Risposte molto simili
Quando si arriva al punto, però, le distanze si assottigliano e le risposte dell’uno e dell’altro diventano perfettamente compatibili, anzi quasi coincidono. E il punto è, innanzi tutto, che cosa sia a renderci umani. Per Larsson è la capacità di svincolarci dagli stimoli presenti, producendo rappresentazioni che non hanno un corrispettivo diretto nella realtà, e al limite possono stare per qualsiasi cosa.
Da questa capacità di produzione di simboli Larsson fa discendere quasi tutte le nostre caratteristiche salienti, l’immaginazione, la coscienza, e ovviamente il linguaggio, ma anche la possibilità di proiettarci nel futuro e addirittura il libero arbitrio (da lui messo in atto per rifiutare il servizio militare).
Per Ferraris, è la capacità di lasciare tracce iterabili anche in nostra assenza, una capacità che è alla base non solo di quella scrittura mentale originaria senza di cui non si darebbero i linguaggi, ma anche della nostra connaturata inclinazione a produrre supplementi tecnici, della quale l’enorme proliferazione di strumenti di registrazione alla quale stiamo assistendo è solo un punto di arrivo provvisorio, non certo qualcosa di inusitato.

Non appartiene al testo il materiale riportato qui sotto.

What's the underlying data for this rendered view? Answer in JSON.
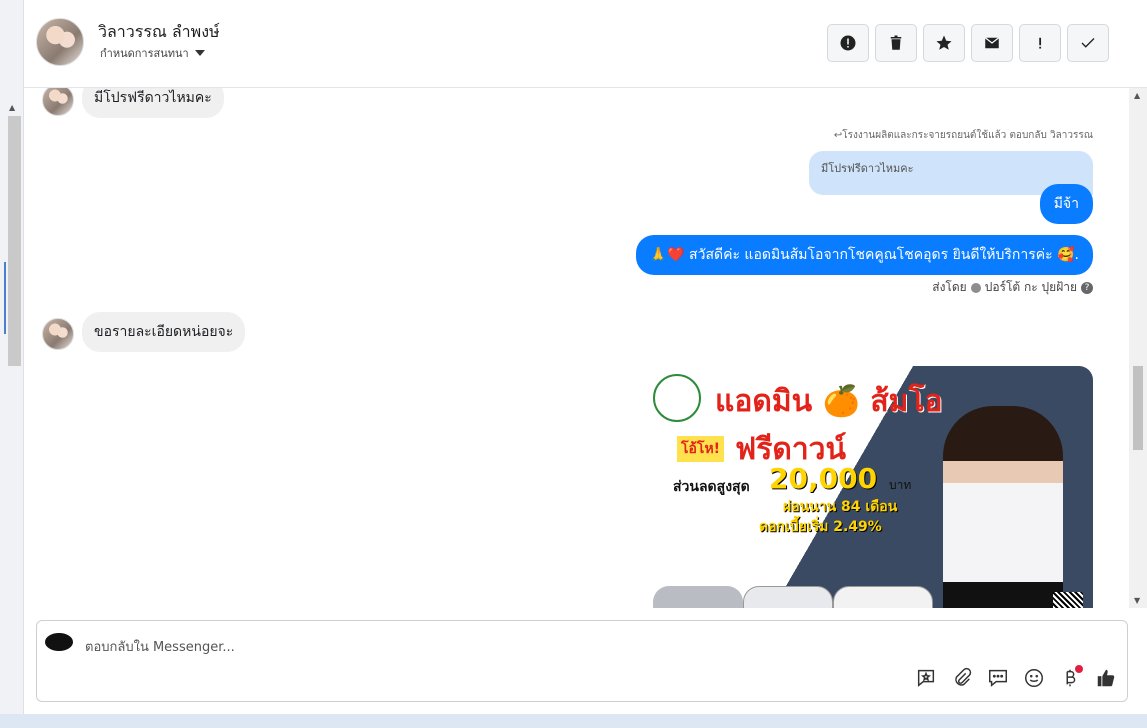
{
  "header": {
    "contact_name": "วิลาวรรณ ลำพงษ์",
    "assign_label": "กำหนดการสนทนา",
    "tools": [
      "report-icon",
      "trash-icon",
      "star-icon",
      "mail-icon",
      "exclamation-icon",
      "check-icon"
    ]
  },
  "messages": {
    "incoming_1": "มีโปรฟรีดาวไหมคะ",
    "reply_note": "↩โรงงานผลิตและกระจายรถยนต์ใช้แล้ว ตอบกลับ วิลาวรรณ",
    "quoted": "มีโปรฟรีดาวไหมคะ",
    "outgoing_1": "มีจ้า",
    "outgoing_2": "🙏❤️ สวัสดีค่ะ แอดมินส้มโอจากโชคคูณโชคอุดร ยินดีให้บริการค่ะ 🥰.",
    "sent_by_prefix": "ส่งโดย",
    "sent_by_name": "ปอร์โต้ กะ ปุยฝ้าย",
    "incoming_2": "ขอรายละเอียดหน่อยจะ"
  },
  "poster": {
    "brand": "แอดมิน 🍊 ส้มโอ",
    "ohi": "โอ้โห!",
    "free": "ฟรีดาวน์",
    "discount_label": "ส่วนลดสูงสุด",
    "discount_amount": "20,000",
    "baht": "บาท",
    "installment": "ผ่อนนาน 84 เดือน",
    "rate": "ดอกเบี้ยเริ่ม 2.49%"
  },
  "composer": {
    "placeholder": "ตอบกลับใน Messenger...",
    "icons": [
      "reply-icon",
      "attachment-icon",
      "saved-replies-icon",
      "emoji-icon",
      "baht-icon",
      "like-icon"
    ]
  },
  "colors": {
    "accent": "#0a7cff",
    "quoted_bg": "#cfe3fb",
    "incoming_bg": "#f0f0f0"
  }
}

La sopravvivenza, per Ferraris, ce la assicurano più le macchine che l’anima, più i documenti che i monumenti.
Certo, Larsson è pericolosamente incline a scavare un solco di eccezionalità tra l’animale non umano e quello non umano, mentre Ferraris pensa che guardare al primo attraverso gli occhi del secondo aiuti a capire molte cose. Del libero arbitrio, poi, a Ferraris non sembra importare gran che, anzi pare flirtare con un determinismo un po’ alla Houellebecq, riducendo molto, se non tutto, dei nostri stati d’animo alla chimica del cervello, alla serotonina e alle triptammine.
Ma di nuovo, quando la posta si fa decisiva, le soluzioni di Larsson e di Ferraris si allineano. Per l’uno e per l’altro il senso si può dare solo nella vita in comune, nel condividere il cammino con gli altri. L’intersoggettività è l’aspetto imprescindibile della nostra esperienza. Nel libro di Ferraris l’ultimo capitolo si intitola “convivere”, a riprova del fatto che «se c’è un senso nel vivere, sta proprio nel convivere, nel passare il tempo con i propri simili».
Non si tratta solo di ribadire quello che sappiamo almeno da Aristotele in poi, cioè che siamo animali sociali, ma anche di comprendere quanto delle nostre esperienze è fatto imitando e imparando dalle esperienze altrui, anche da quelle sedimentate nella fiction, non importa se le apprendiamo da un grande romanzo o da una serie televisiva.
La risposta alla domanda sul senso, che Larsson insegue con tanta fatica, forse allora è quella che troviamo citata con un po’ di sufficienza proprio all’inizio del suo libro. È la risposta del filosofo Ludwig Wittgenstein, che a chi gli chiedeva quale fosse il senso della vita disse che era vivere in maniera tale da non doversi mai porre il problema.
Diversamente da quello che sembra, non è un invito a vivere spensieratamente, ma al contrario ad avere sempre uno scopo determinato, un impegno che ci motivi e che ci dia stimolo ad andare avanti. Insomma, qualcosa che ci faccia dimenticare di arrovellarci sulla meta ultima, che probabilmente non esiste. E se poi non è solo qualcosa, ma anche qualcuno o qualcuna, ancora meglio.